A Binary Search Tree (BST) is recursively defined as a binary tree which has the following properties:

• The left subtree of a node contains only nodes with keys less than the node’s key.
• The right subtree of a node contains only nodes with keys greater than or equal to the node’s key.
• Both the left and right subtrees must also be binary search trees.
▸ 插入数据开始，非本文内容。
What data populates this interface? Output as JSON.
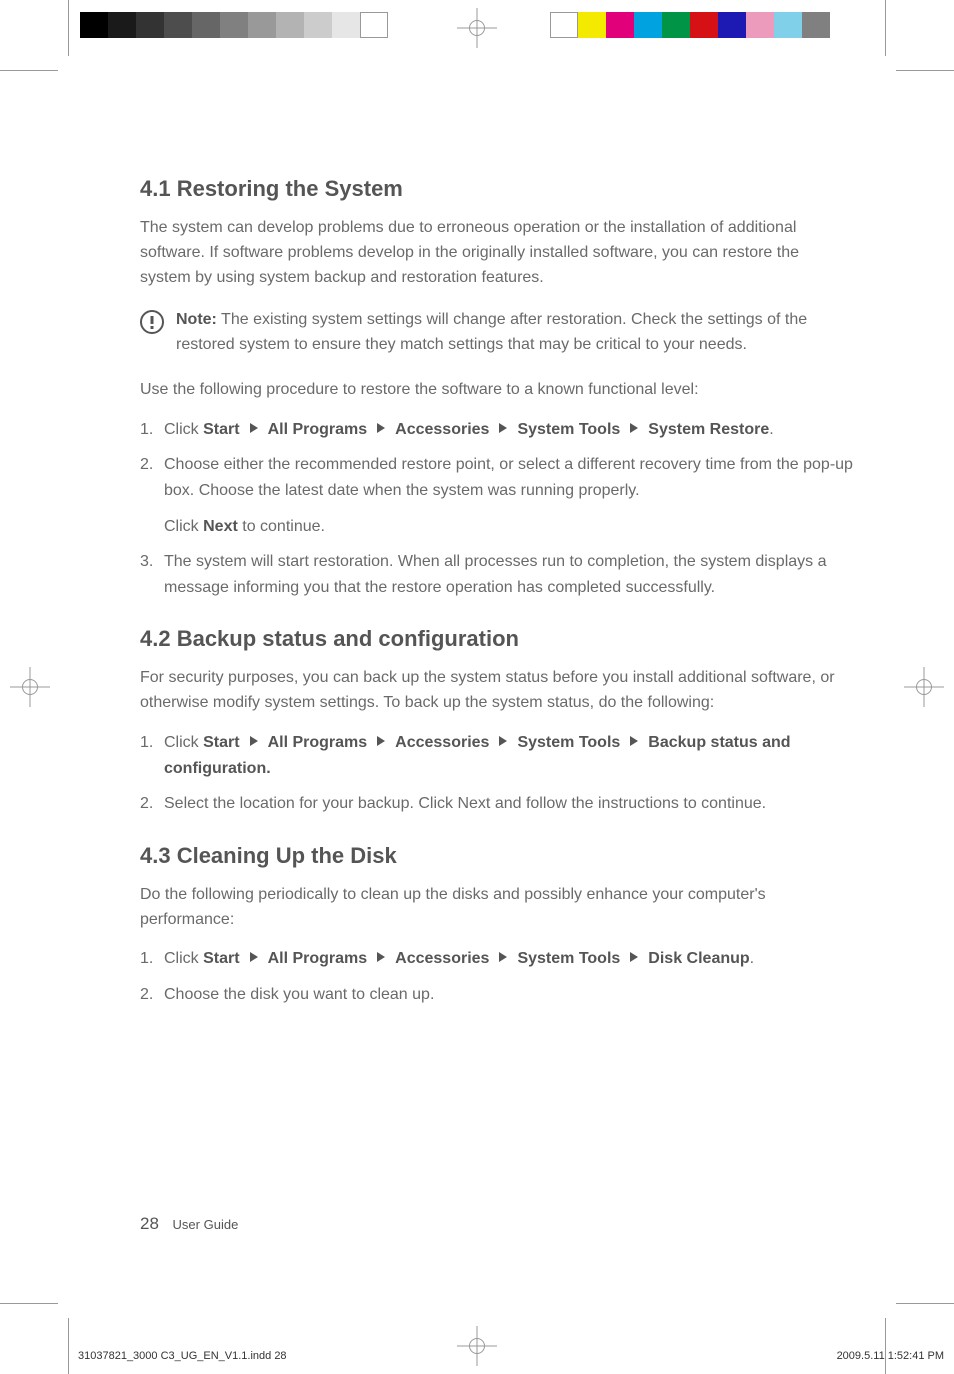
{
  "reg": {
    "gray_bar_colors": [
      "#000000",
      "#1a1a1a",
      "#333333",
      "#4d4d4d",
      "#666666",
      "#808080",
      "#999999",
      "#b3b3b3",
      "#cccccc",
      "#e6e6e6",
      "#ffffff"
    ],
    "color_bar_colors": [
      "#ffffff",
      "#f4ea00",
      "#e10079",
      "#00a3e0",
      "#009447",
      "#d51116",
      "#1d1ab3",
      "#ec9bbd",
      "#80d0ea",
      "#808080"
    ]
  },
  "section1": {
    "heading": "4.1 Restoring the System",
    "intro": "The system can develop problems due to erroneous operation or the installation of additional software. If software problems develop in the originally installed software, you can restore the system by using system backup and restoration features.",
    "note_label": "Note:",
    "note_text": " The existing system settings will change after restoration. Check the settings of the restored system to ensure they match settings that may be critical to your needs.",
    "lead": "Use the following procedure to restore the software to a known functional level:",
    "step1_pre": "Click ",
    "path": [
      "Start",
      "All Programs",
      "Accessories",
      "System Tools",
      "System Restore"
    ],
    "step1_post": ".",
    "step2_a": "Choose either the recommended restore point, or select a different recovery time from the pop-up box. Choose the latest date when the system was running properly.",
    "step2_b_pre": "Click ",
    "step2_b_bold": "Next",
    "step2_b_post": " to continue.",
    "step3": "The system will start restoration. When all processes run to completion, the system displays a message informing you that the restore operation has completed successfully."
  },
  "section2": {
    "heading": "4.2 Backup status and configuration",
    "intro": "For security purposes, you can back up the system status before you install additional software, or otherwise modify system settings. To back up the system status, do the following:",
    "step1_pre": "Click ",
    "path": [
      "Start",
      "All Programs",
      "Accessories",
      "System Tools",
      "Backup status and configuration."
    ],
    "step2": "Select the location for your backup. Click Next and follow the instructions to continue."
  },
  "section3": {
    "heading": "4.3 Cleaning Up the Disk",
    "intro": "Do the following periodically to clean up the disks and possibly enhance your computer's performance:",
    "step1_pre": "Click ",
    "path": [
      "Start",
      "All Programs",
      "Accessories",
      "System Tools",
      "Disk Cleanup"
    ],
    "step1_post": ".",
    "step2": "Choose the disk you want to clean up."
  },
  "footer": {
    "page_number": "28",
    "doc_title": "User Guide"
  },
  "slug": {
    "left": "31037821_3000 C3_UG_EN_V1.1.indd   28",
    "right": "2009.5.11   1:52:41 PM"
  }
}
Given the structure of a binary tree and a sequence of distinct integer keys, there is only one way to fill these keys into the tree so that the resulting tree satisfies the definition of a BST. You are supposed to output the level order traversal sequence of that tree. The sample is illustrated by Figure 1 and 2.

Input Specification:

Each input file contains one test case. For each case, the first line gives a positive integer N (≤100) which is the total number of nodes in the tree. The next N lines each contains the left and the right children of a node in the format left_index right_index, provided that the nodes are numbered from 0 to N−1, and 0 is always the root. If one child is missing, then −1 will represent the NULL child pointer. Finally N distinct integer keys are given in the last line.

Output Specification:

For each test case, print in one line the level order traversal sequence of that tree. All the numbers must be separated by a space, with no extra space at the end of the line.

Sample Input:

9
1 6
2 3
-1 -1
-1 4
5 -1
-1 -1
7 -1
-1 8
-1 -1
73 45 11 58 82 25 67 38 42

Sample Output:

58 25 82 11 38 67 45 73 42

思路:

先按照序列构造二叉树，再讲数组排序用中序插入数字

代码:

#include <iostream>
#include <algorithm>
#include <queue>
using namespace std;
struct node {
    int data, left, right;
}tree[99999];
int ele[99999], N, l, r, ele_i = 0, start = true;
void inorder(int root) {
    if(tree[root].left !=  -1) inorder(tree[root].left);
    tree[root].data = ele[ele_i++];
    if(tree[root].right !=  -1) inorder(tree[root].right);
}
void levelorder(int root) {
    queue<int> que;
    que.push(root);
    while(!que.empty()) {
        node n = tree[que.front()];
        if(start) printf("%d", n.data);
        else printf(" %d", n.data);
        start = false;
        que.pop();
        if(n.left != -1) que.push(n.left);
        if(n.right != -1) que.push(n.right);
    }
}
int main() {
    scanf("%d", &N);
    for(int i = 0; i < N; i++) scanf("%d%d", &tree[i].left, &tree[i].right);
    for(int i = 0; i < N; i++) scanf("%d", &ele[i]);
    sort(ele, ele + N);
    inorder(0);
    levelorder(0);
    return 0;
}